The idea that Emma went to her dead mother's bedside day after day, to witness the growth of her baby brother inside her mother's stomach, ripped my heart out.  I cannot imagine having to endure a pain like that.  The prolonging of such a difficult goodbye wears Emma down.  But then she sees Caleb, a boy from school who has his own troubled past, still fighting his own personal demons.  I knew immediately where this storyline was headed.  I get that it's meant to show Emma that among grief, one can find hope again.  And it's true, it can happen.  But I felt that their relationship was a bit too over the top in parts.

Overall this story delivers an emotional punch that fans of heavy YA contemporary will enjoy.  For me, there were more negatives than positives that stood out, which didn't allow me to fully connect to the story as I had hoped to.  Elizabeth Scott has a blacklist of superb novels, so I know this one will not stray me from reading her again. 


  1. I felt very similar about this novel. I basically hated Emma, but I understood where she was coming from so I pitied her as well. Still, it was hard to read how she was treating her awesome stepfather who was dealing with his own grief. It felt very teenager-y to me - realistic,, but difficult when you're not a teengaer.

  2. Hm. You make some interesting points, my dear.

    This one scares me so because it is just SUCH a heavy subject and as new mom, I'm afraid of how emotionally freaked out I'm going to get about it.

    I agree with you though that even if this one doesn't work for all readers, Elizabeth Scott has written so many fantastic books that there are plenty of other ones out there to enjoy!

  3. To say that I'm apprehensive about reading this story would be an understatement. I've been waffling back and forth as to whether or not it's the right book for me since I first heard of it. On the one hand, I love contemporary novels, particularly when they deal with realistic topics like this one. On the other hand, the idea of using a woman as little more than a human incubator makes me a little sick and the negative reviews I've read have me more than a little wary. I did like that Anna mentioned a positive female friendship between Emma and her friend Olivia in this novel. That's something I always appreciate, and has given me something to look forward to.
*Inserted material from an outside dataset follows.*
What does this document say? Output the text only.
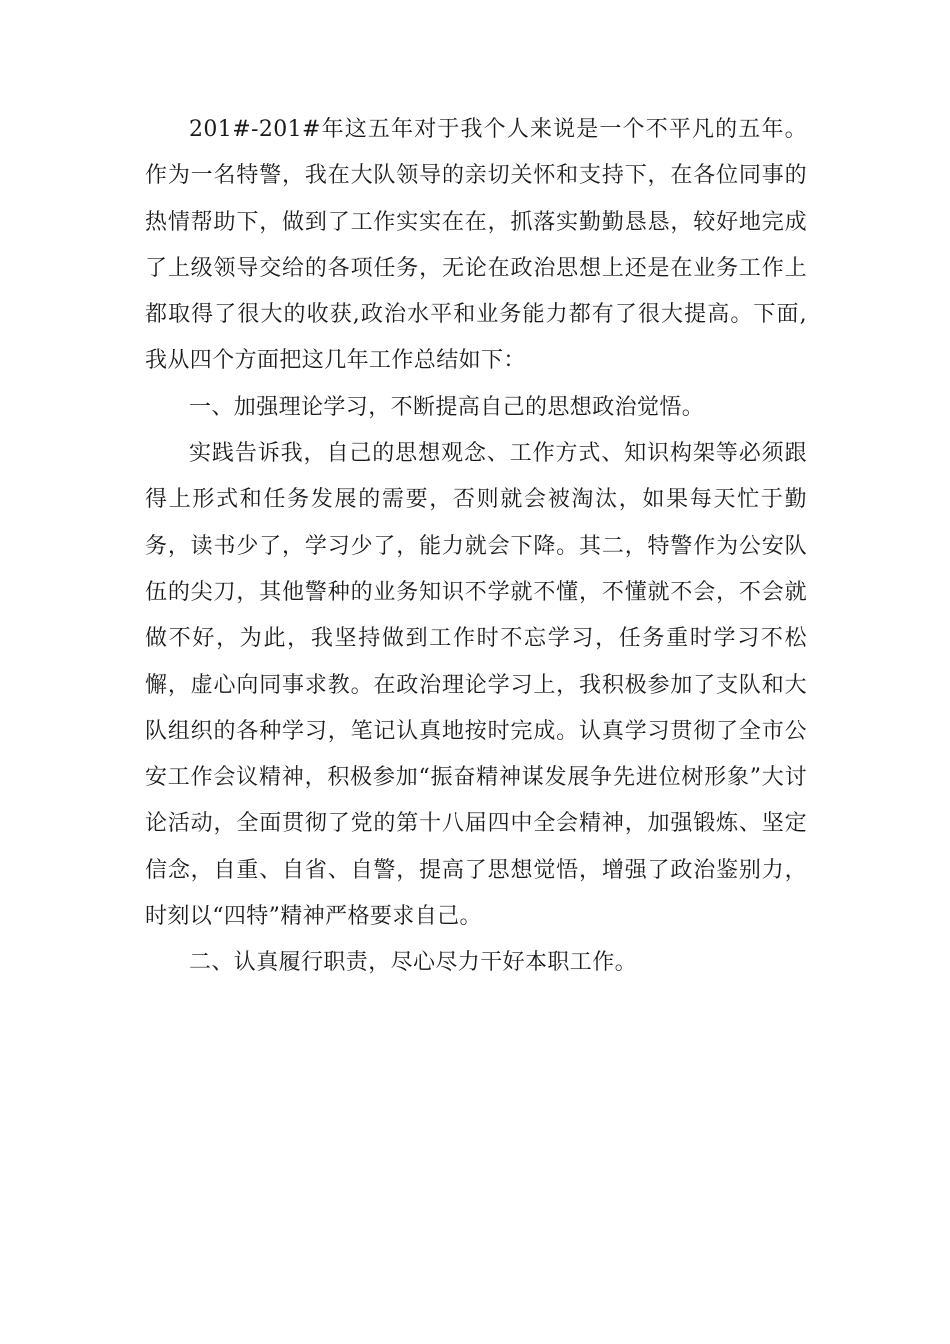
201#-201#年这五年对于我个人来说是一个不平凡的五年。作为一名特警，我在大队领导的亲切关怀和支持下，在各位同事的热情帮助下，做到了工作实实在在，抓落实勤勤恳恳，较好地完成了上级领导交给的各项任务，无论在政治思想上还是在业务工作上都取得了很大的收获,政治水平和业务能力都有了很大提高。下面,我从四个方面把这几年工作总结如下：

一、加强理论学习，不断提高自己的思想政治觉悟。

实践告诉我，自己的思想观念、工作方式、知识构架等必须跟得上形式和任务发展的需要，否则就会被淘汰，如果每天忙于勤务，读书少了，学习少了，能力就会下降。其二，特警作为公安队伍的尖刀，其他警种的业务知识不学就不懂，不懂就不会，不会就做不好，为此，我坚持做到工作时不忘学习，任务重时学习不松懈，虚心向同事求教。在政治理论学习上，我积极参加了支队和大队组织的各种学习，笔记认真地按时完成。认真学习贯彻了全市公安工作会议精神，积极参加“振奋精神谋发展争先进位树形象”大讨论活动，全面贯彻了党的第十八届四中全会精神，加强锻炼、坚定信念，自重、自省、自警，提高了思想觉悟，增强了政治鉴别力，时刻以“四特”精神严格要求自己。

二、认真履行职责，尽心尽力干好本职工作。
I actually won an ARC from Harlequin Teen today as one of Goodreads' 'First Reads' giveaways, so whether I like it or not, I know I'll be reading this in the not-so-distant future. As you mentioned in your review, I'm a little concerned about whether or not I'll be able to connect with Emma and how I respond to her treatment of her stepfather. I know this has been an issue for a number of other readers as well, but I'm trying my best to keep an open mind. Unfortunately, sometimes that's easier said than done, especially when I see bloggers whose opinions I trust, like you, have a difficult time with a particular book.

  4. I'm really curious about this one, as it's been garnering pretty mixed reactions from people. It should be an interesting contemporary read, however, because the subject matter is very unique (well, at least to me). I'm sorry to hear that you weren't able to connect to the story; that worries me a little as well, but we'll have to see what happens when I finally read it!

  5. I completely agree. While I did like this book, I didn't like how Emma dealt with her grief. The way she treated her step dad broke my heart. She came off as very immature most of the time. It was hard to sympathize with her while wanting to slap her silly.

  6. Although I did like Emma and Caleb's relationship I did find it difficult to connect with Emma as well. The story was very emotional though. I felt bad for her and her step-dad. It is true, no one really knows what her mom would have wanted. It is such a grey area and I felt like both sides were justified in feeling how they felt. Great review. Thanks for sharing.

  7. This book sounds like an emotional and interesting read but I've read mixed reviews for it so far which has put me off a little bit. I might check it out for the premise alone and see what I make of it. Thanks for sharing such a thoughtful review! :)

  8. Yep, I need to read this one and weigh in. I've heard so many different opinions!